Bengals can't get caught up in blowout

MIAMI -- It was a comment Cincinnati Bengals coach Marvin Lewis made in passing, at the tail end of a broader point he was trying to emphasize. Like many quotes he and countless other coaches often give at news conferences, it was the type of statement that could have easily been thrown away, dismissed as being something comparatively insignificant.

But upon further review, the point Lewis was making is actually a pretty strong one, and one Bengals fans have to hope their team was paying attention to.

"We know it's going to be difficult and tough," Lewis said this week, discussing the challenge of playing the Miami Dolphins on Thursday night. "We're going to play a football team that's lost a lot of close football games, so we've got to play great football."

OK, so it wasn't the football equivalent of John F. Kennedy's "Ask not what your country can do for you" or Franklin Roosevelt's "The only thing we have to fear is fear itself," but Lewis' quote got the point home. The Bengals will be going into a hostile environment against a team desperate for a win after having lost its last three games by a total of 15 points. The added adversity of bringing an injury-depleted roster to South Florida makes the Bengals' challenge that much greater.

Days after earning their easiest win in five seasons, the Bengals know that when they step through the tunnel at Sun Life Stadium they will have to brace for 60 minutes of intense, physical, grinding football. The 49-9 blowout they just enjoyed against the New York Jets can't be expected this week, no matter how much the Dolphins are scuffling.

"It's going to be a tough game," Bengals cornerback Chris Crocker said. "[The Dolphins] are in a lull right now and they're really trying to find a way to win. Those guys are going to play really hard."

After jumping out to a 3-0 start, the Dolphins have lost their last four games. Aside from a 38-17 loss at New Orleans that kicked off the losing streak, they have been in the other three games until the final minutes.

"They've had their struggles on offense, but they're going to find a way," said Crocker, who spent part of the 2008 season with the Dolphins. "This league is all about parity. There's good players on each team. They're going to make good plays. We just have to make more."

Miami caught the rest of the league's attention last week when it jumped out to an early 17-3 lead at New England and looked poised for a big streak-snapping victory. After two quarters, the game appeared to be well in the Dolphins' favor. And then the Patriots stormed back, scoring 24 unanswered points in the second half to claim a 27-17 victory. While the Dolphins may have been disappointed by the result, that first half was enough to prove to the Bengals that Miami won't give in like the Jets eventually did.

The good thing for the Bengals, though, is that if Thursday's game ends up going down to the wire, they have experience in situations like this. Indeed, games like Sunday's are a rarity for them. If anything, tight contests are more of the norm for them, which is why columnists and feature writers have for years nicknamed them the "Cardiac Cats."

Just take a look at the Bengals' record for the rest of the first half of the season.

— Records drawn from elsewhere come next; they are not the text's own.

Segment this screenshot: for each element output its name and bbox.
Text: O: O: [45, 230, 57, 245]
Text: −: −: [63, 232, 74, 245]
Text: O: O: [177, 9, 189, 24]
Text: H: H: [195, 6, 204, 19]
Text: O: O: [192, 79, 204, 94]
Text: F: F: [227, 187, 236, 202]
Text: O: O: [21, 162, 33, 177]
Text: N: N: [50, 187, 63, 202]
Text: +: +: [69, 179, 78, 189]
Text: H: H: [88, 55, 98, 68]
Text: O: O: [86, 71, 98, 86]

Excluding last Sunday's blowout and a 17-6 loss at Cleveland, every other game the Bengals have played has been decided by 10 points or fewer. They are 5-1 in such contests. At Buffalo and Detroit in consecutive weeks, they walked off with wins after Mike Nugent hit a pair of game-winning kicks. He made a 43-yard field goal to beat the Bills in overtime, and a 54-yarder as time expired against the Lions.

"We've been in a lot more dogfights than being in games like this," Bengals receiver Marvin Jones said after the win over the Jets. "We know what it is. We can't let our guard down, and we're just going to keep going forward and keep preparing like we're going to be in a dogfight and go out there and get the 'W.'"

As insignificant a storyline as it may seem, it is true: the Bengals can't get caught up in reliving their blowout. That game was the exception. The rule is that winning each week in this league is tough, and this week could be the toughest.